= Dominic Schram =

German Benedictine theologian and canonist

Dominic Schram, sometimes spelled Schramm (24 October 1722 - 21 September 1797) was a German Benedictine theologian and canonist.

==Biography==
He was born at Bamberg. He took vows at Banz near Bamberg in 1743, and after being ordained priest on 18 August 1748, taught at his monastery: at first mathematics (1757), then canon law (1760), philosophy (1762) and soon after theology. In 1782 he reluctantly accepted the position of prior in the monastery of Michelsberg at Bamberg, whence he returned to Banz in 1787, where he died ten years later.

==Writings==
His chief works are:
- "Compendium theologiae dogmaticae, scholasticae, et moralis, methodo scientifica propositum", 3 volumes (Augsburg, 1768; 3d edition, Turin, 1837-9)
- "Institutiones theologiae mysticae", 2 volumes (Ausburg, 1774; 3d edition, Paris, 1868), his best work; Analysis operum SS. Patrum et scriptorum ecclesiasticorum", 18 volumes, reaching as far as St.

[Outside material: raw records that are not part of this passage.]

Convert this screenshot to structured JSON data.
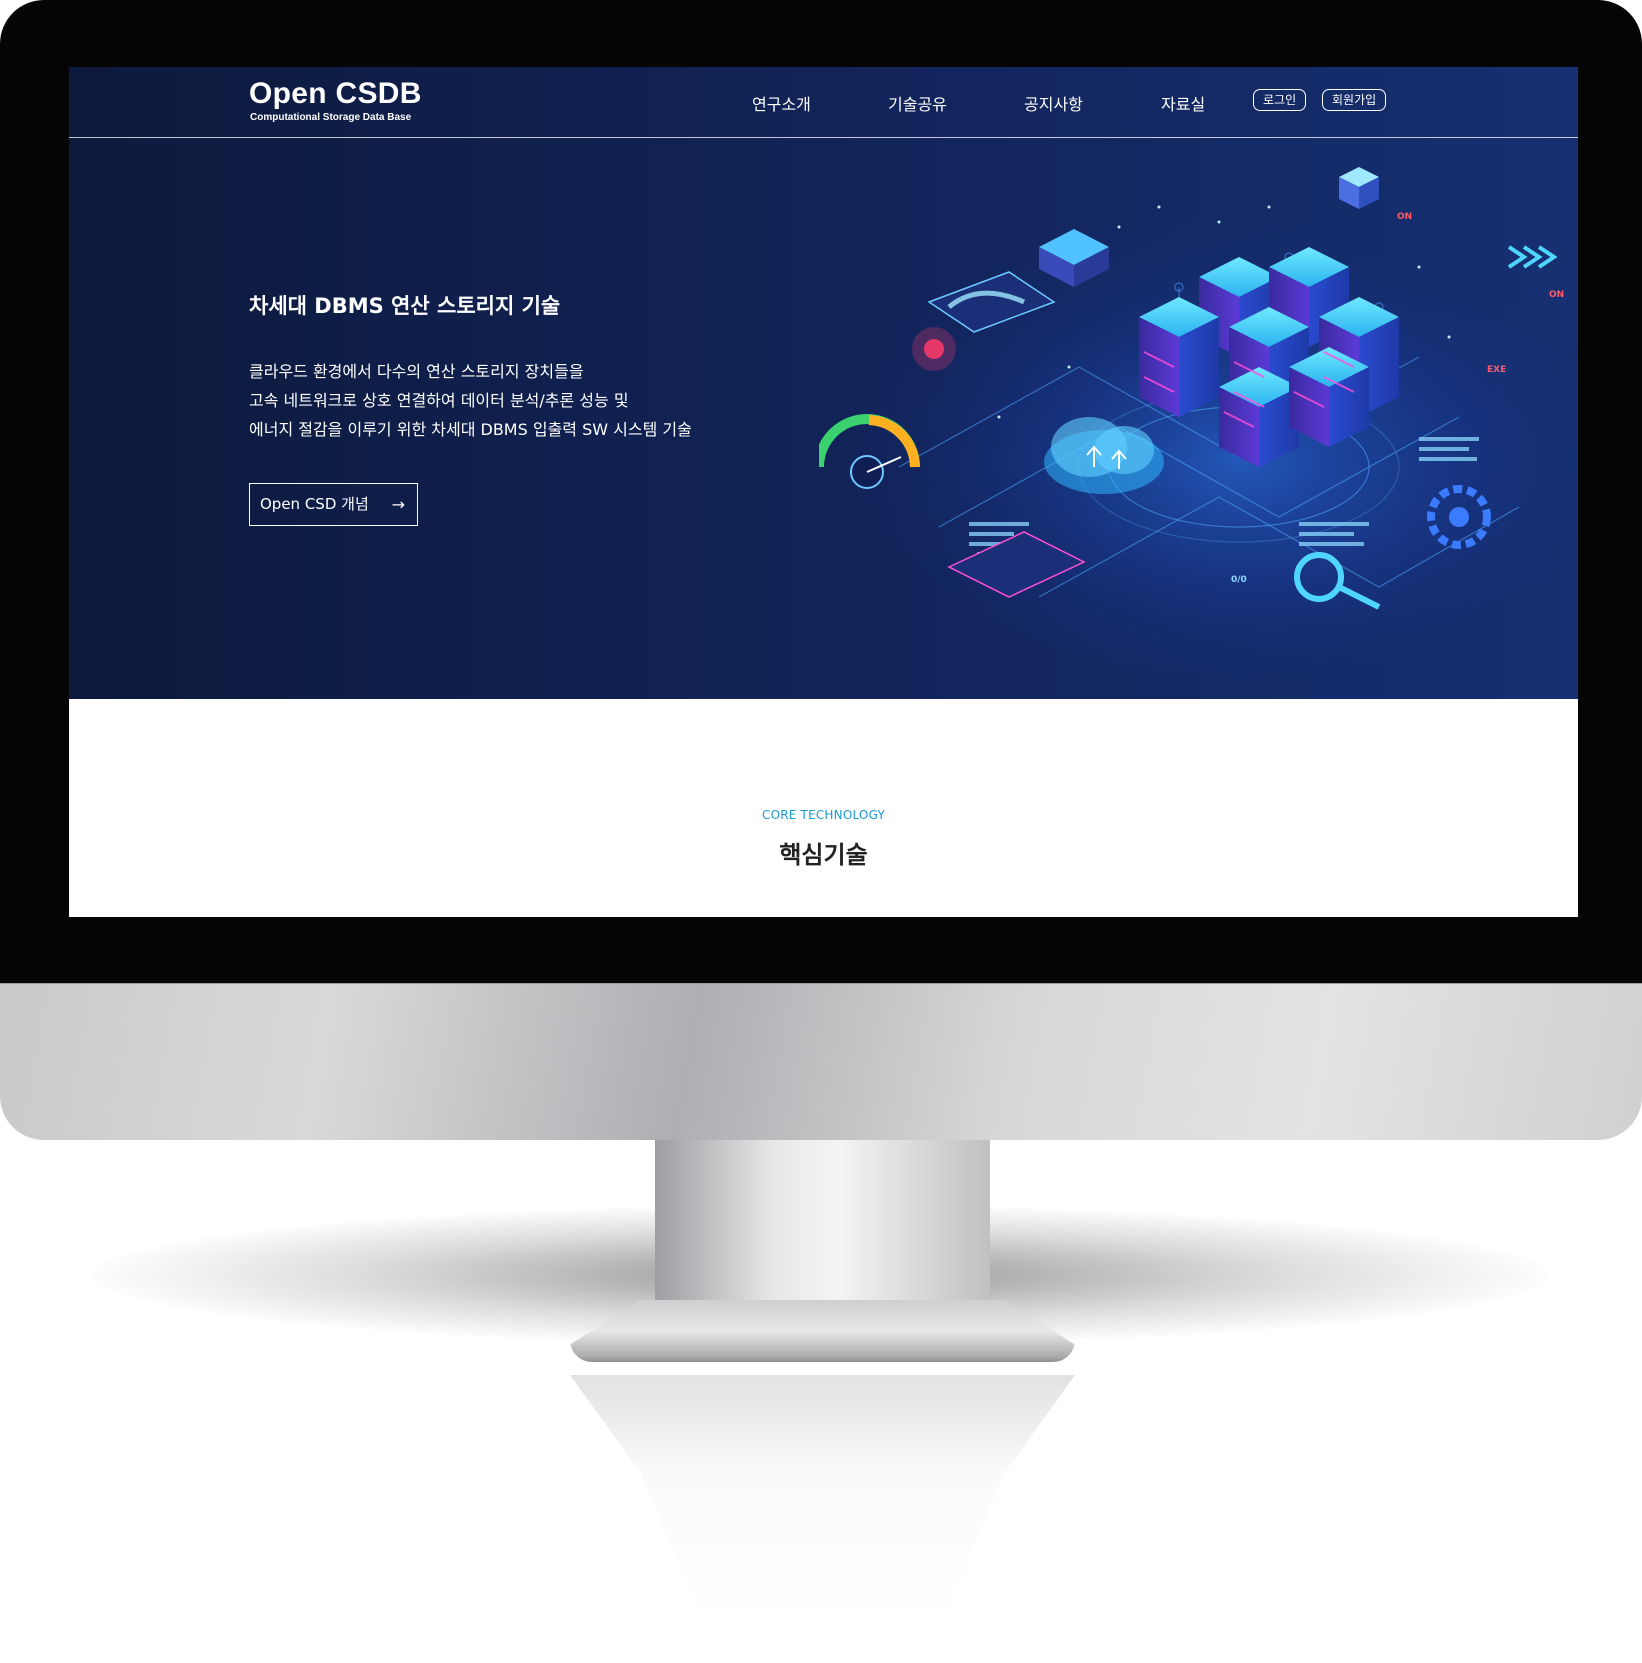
{
  "brand": {
    "title": "Open CSDB",
    "subtitle": "Computational Storage Data Base"
  },
  "nav": {
    "items": [
      {
        "label": "연구소개"
      },
      {
        "label": "기술공유"
      },
      {
        "label": "공지사항"
      },
      {
        "label": "자료실"
      }
    ],
    "login_label": "로그인",
    "signup_label": "회원가입"
  },
  "hero": {
    "title": "차세대 DBMS 연산 스토리지 기술",
    "description": [
      "클라우드 환경에서 다수의 연산 스토리지 장치들을",
      "고속 네트워크로 상호 연결하여 데이터 분석/추론 성능 및",
      "에너지 절감을 이루기 위한 차세대 DBMS 입출력 SW 시스템 기술"
    ],
    "cta_label": "Open CSD 개념",
    "cta_arrow": "→",
    "illustration_labels": {
      "on_badge": "ON",
      "exe_badge": "EXE",
      "code_tag": "0/0"
    }
  },
  "section": {
    "eyebrow": "CORE TECHNOLOGY",
    "title": "핵심기술"
  },
  "colors": {
    "hero_bg": "#12245a",
    "accent": "#1a9ad6",
    "bezel": "#050505"
  }
}
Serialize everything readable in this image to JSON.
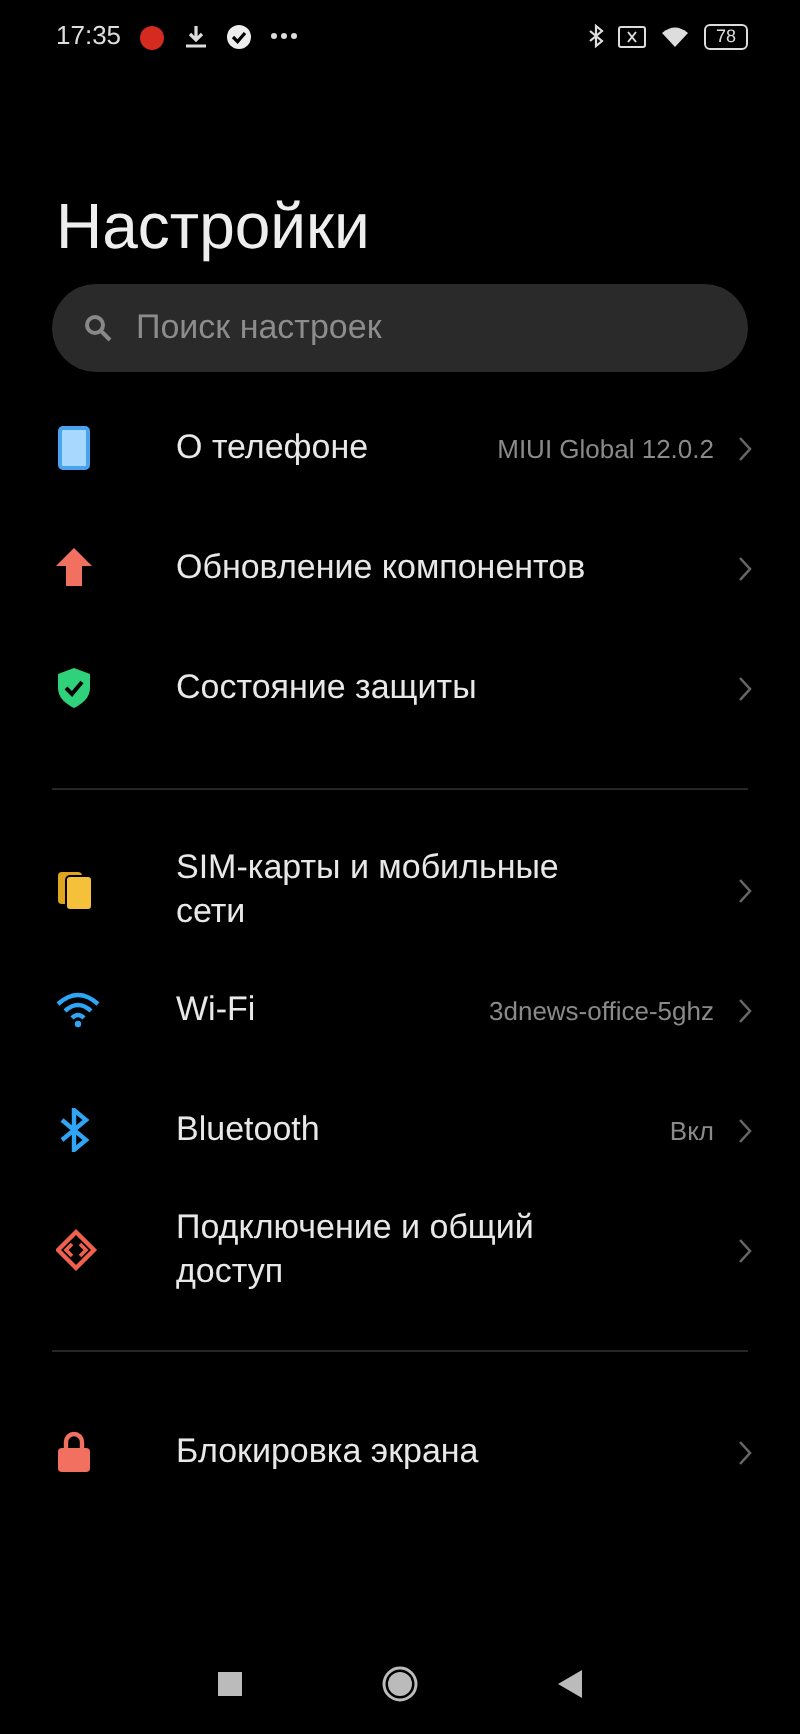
{
  "status_bar": {
    "time": "17:35",
    "battery": "78"
  },
  "title": "Настройки",
  "search": {
    "placeholder": "Поиск настроек"
  },
  "sections": [
    {
      "items": [
        {
          "kind": "phone",
          "label": "О телефоне",
          "value": "MIUI Global 12.0.2"
        },
        {
          "kind": "update",
          "label": "Обновление компонентов"
        },
        {
          "kind": "shield",
          "label": "Состояние защиты"
        }
      ]
    },
    {
      "items": [
        {
          "kind": "sim",
          "label": "SIM-карты и мобильные сети"
        },
        {
          "kind": "wifi",
          "label": "Wi-Fi",
          "value": "3dnews-office-5ghz"
        },
        {
          "kind": "bluetooth",
          "label": "Bluetooth",
          "value": "Вкл"
        },
        {
          "kind": "share",
          "label": "Подключение и общий доступ"
        }
      ]
    },
    {
      "items": [
        {
          "kind": "lock",
          "label": "Блокировка экрана"
        }
      ]
    }
  ]
}
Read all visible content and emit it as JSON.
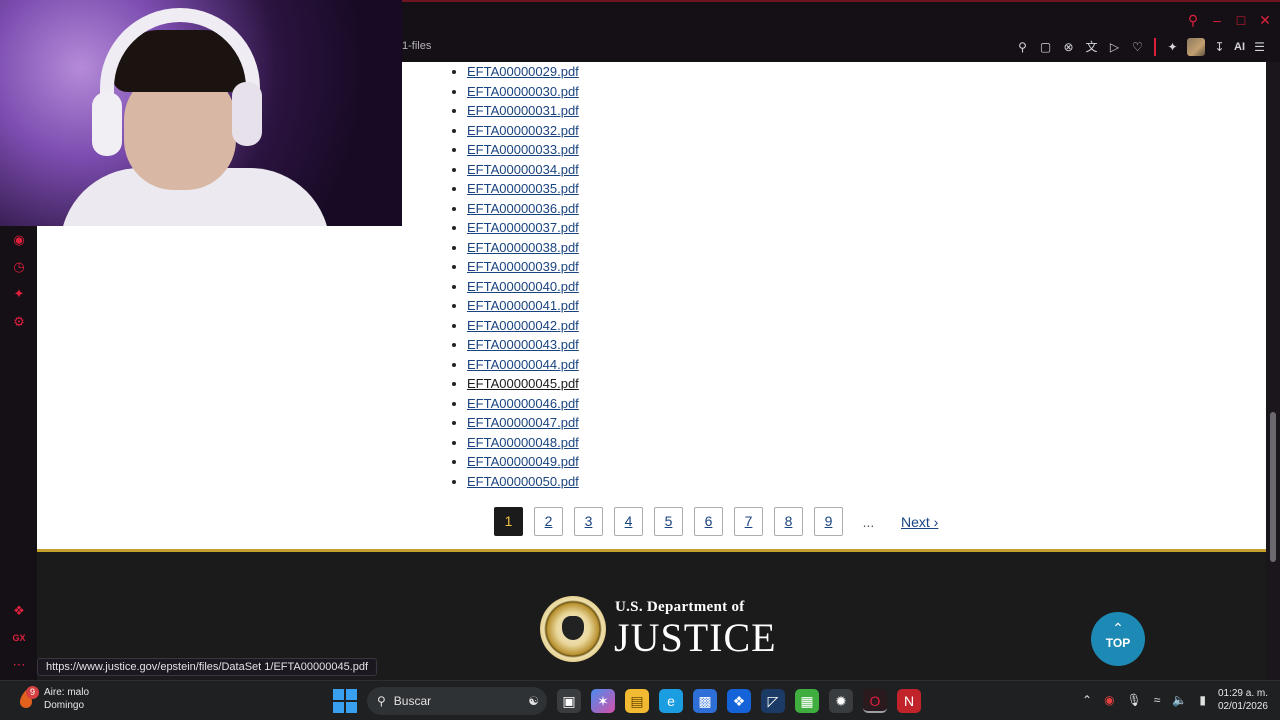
{
  "browser": {
    "tab_text": "1-files",
    "toolbar_ai": "AI",
    "status_url": "https://www.justice.gov/epstein/files/DataSet 1/EFTA00000045.pdf"
  },
  "files": [
    "EFTA00000029.pdf",
    "EFTA00000030.pdf",
    "EFTA00000031.pdf",
    "EFTA00000032.pdf",
    "EFTA00000033.pdf",
    "EFTA00000034.pdf",
    "EFTA00000035.pdf",
    "EFTA00000036.pdf",
    "EFTA00000037.pdf",
    "EFTA00000038.pdf",
    "EFTA00000039.pdf",
    "EFTA00000040.pdf",
    "EFTA00000041.pdf",
    "EFTA00000042.pdf",
    "EFTA00000043.pdf",
    "EFTA00000044.pdf",
    "EFTA00000045.pdf",
    "EFTA00000046.pdf",
    "EFTA00000047.pdf",
    "EFTA00000048.pdf",
    "EFTA00000049.pdf",
    "EFTA00000050.pdf"
  ],
  "pagination": {
    "pages": [
      "1",
      "2",
      "3",
      "4",
      "5",
      "6",
      "7",
      "8",
      "9"
    ],
    "current": "1",
    "ellipsis": "...",
    "next": "Next ›"
  },
  "footer": {
    "dept_line": "U.S. Department of",
    "dept_name": "JUSTICE",
    "top_arrow": "⌃",
    "top_label": "TOP"
  },
  "taskbar": {
    "weather_badge": "9",
    "weather_line1": "Aire: malo",
    "weather_line2": "Domingo",
    "search_label": "Buscar",
    "time": "01:29 a. m.",
    "date": "02/01/2026"
  },
  "colors": {
    "link": "#1a4480",
    "footer_bg": "#1b1b1b",
    "footer_border": "#c5a22d",
    "top_button": "#1d8ab5",
    "browser_accent": "#e01f3d"
  }
}
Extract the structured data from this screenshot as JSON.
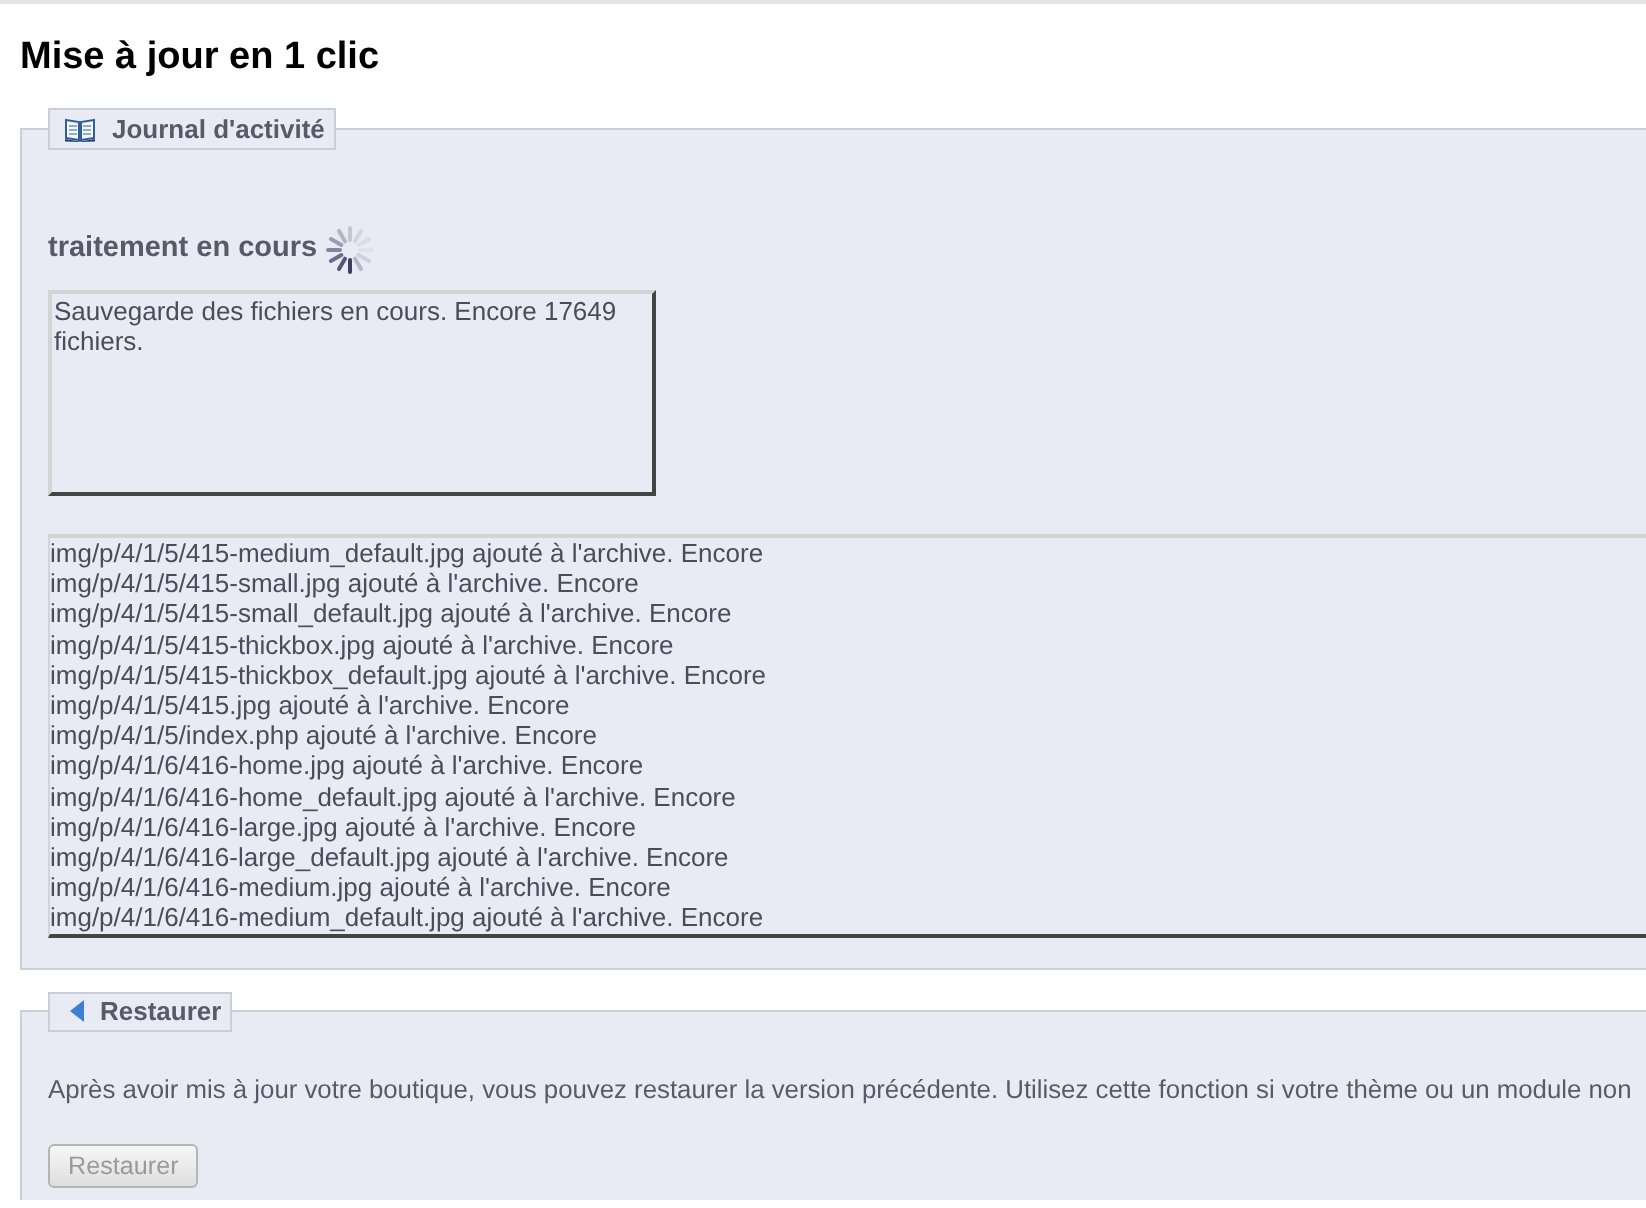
{
  "page": {
    "title": "Mise à jour en 1 clic"
  },
  "activity_log": {
    "legend": "Journal d'activité",
    "status_heading": "traitement en cours",
    "busy": true,
    "status_message": "Sauvegarde des fichiers en cours. Encore 17649 fichiers.",
    "log_lines": [
      "img/p/4/1/5/415-medium_default.jpg ajouté à l'archive. Encore",
      "img/p/4/1/5/415-small.jpg ajouté à l'archive. Encore",
      "img/p/4/1/5/415-small_default.jpg ajouté à l'archive. Encore",
      "img/p/4/1/5/415-thickbox.jpg ajouté à l'archive. Encore",
      "img/p/4/1/5/415-thickbox_default.jpg ajouté à l'archive. Encore",
      "img/p/4/1/5/415.jpg ajouté à l'archive. Encore",
      "img/p/4/1/5/index.php ajouté à l'archive. Encore",
      "img/p/4/1/6/416-home.jpg ajouté à l'archive. Encore",
      "img/p/4/1/6/416-home_default.jpg ajouté à l'archive. Encore",
      "img/p/4/1/6/416-large.jpg ajouté à l'archive. Encore",
      "img/p/4/1/6/416-large_default.jpg ajouté à l'archive. Encore",
      "img/p/4/1/6/416-medium.jpg ajouté à l'archive. Encore",
      "img/p/4/1/6/416-medium_default.jpg ajouté à l'archive. Encore"
    ]
  },
  "restore": {
    "legend": "Restaurer",
    "description": "Après avoir mis à jour votre boutique, vous pouvez restaurer la version précédente. Utilisez cette fonction si votre thème ou un module non",
    "button": {
      "label": "Restaurer",
      "disabled": true
    }
  }
}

Damasus (Augsburg 1780 96)
- "Institutiones juris ecclesiastici publici et privati", 3 vols. (Augsburg, 1774-5; 2d ed., 1782)
- "Epitome canonum ecclesiasticorum ex conciliis Germaniae collecta" (Augsburg, 1774)
- a newly arranged edition of the "Summa Conciliorum" of Carranza continued up to Pius VI, 4 volumes (Augsburg, 1778).